Kur’an-ı Kerim, Mekke müşriklerinin Allah’ın varlığını, hatta yegâne yaratıcılığını kabul etmelerine rağmen, yakınlık için putlara tapınmaları ve Allah’ın indirdiği hükümleri kabul etmemeleri dolayısıyla iman etmediklerini ve şirke düştüklerini örneklerle anlatmaktadır. Mekke müşriklerinin Kur’an-ı Kerim’de anlatılan bu tutumlarının “deizm”den bir farkının olmadığı anlaşılmaktadır. O halde deizm’le ateizm arasında, küfre düşmek bakımından bir farkın bulunmadığı rahatlıkla söylenebilir.
O halde tarihselciler/modernistlerin, -güya- dini hükümlerdeki zorlukları gençliğin deizm’e yönelme sebebi olarak göstererek aynı dini hükümlerin devre dışı bırakılması eğilimleri de “deizm”den başka bir şey değildir. Esasen onlar, bu yaklaşımlarıyla, kendi inandıkları “tarihsellik” anlayışına meydan açmak istemektedirler. Dolayısıyla, tarihselcilerin “deizim” üzerinden “gelenek” adı altında kötüledikleri objektif dini kuralları saf dışı etme çabaları, tarihselliğe/modernizme çağırmanın bir başka yöntemidir. Onların gelenek diye küçümsedikleri ve kabullenmedikleri, ağırlıklı olarak “fıkıh” ve “akaid”dir. Halbuki fıkıh dini hükümlerin, akaid de inanç esaslarının pratiğini yansıtan ilimlerdir. Elhasıl, toplumu akaid ve fıkıhtan uzaklaştırırsanız, otomatikman deist yapmış olursunuz. Bu durumda modernistler, -sözde- deizm tenkidi üzerinden gençliği, kasten “deizme” çağırmaktadırlar. Bu yöntem, şeytanın da aklına gelmeyecek bir oyundur.

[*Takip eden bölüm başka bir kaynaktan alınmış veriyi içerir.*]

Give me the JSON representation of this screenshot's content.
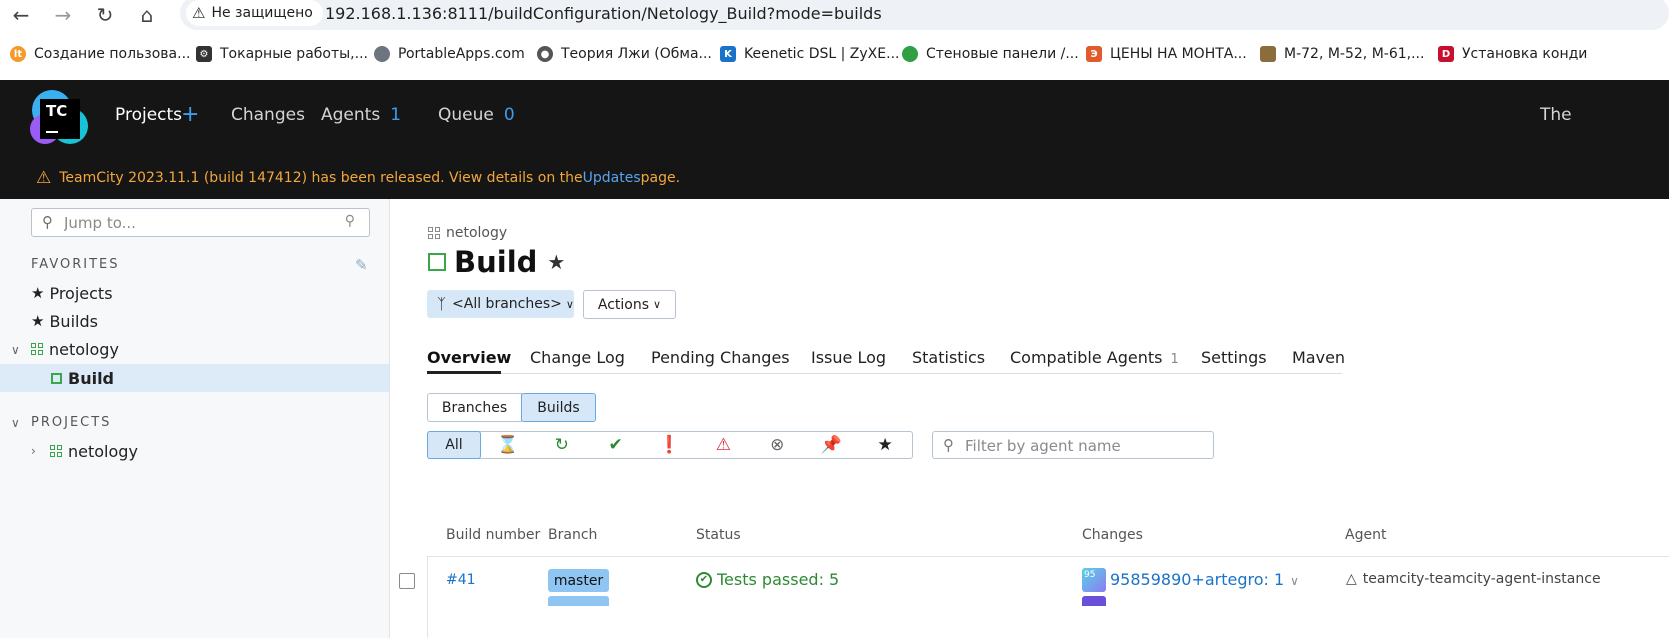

Zira bir kimse, “bu çağda bu dinin hükümleri bana ağır geliyor” diyecekse orada iman olmaz. Birileri de “şu devrin insanına Allah’ın indirdiği hükümler ağır geliyor, insanlar zorlanıyor, biraz hafifletelim de insanalar dinden soğumasınlar” diyecekse -ki diyorlar- bu, başlı başına dinsizlik olur. Böyle diyenler, hüküm koyan olarak Allah’ın yerine kendilerini koymuş olurlar, Allah korusun.
Modernizm’in, “dine karşı mücadele” ile şöhret bulduğu ve bu anlayışta Allah’ın yerinin olmadığı, aksine Allah’ın yerine insanın (hümanizmin) konulduğu hususu hatırdan çıkarılmamalıdır.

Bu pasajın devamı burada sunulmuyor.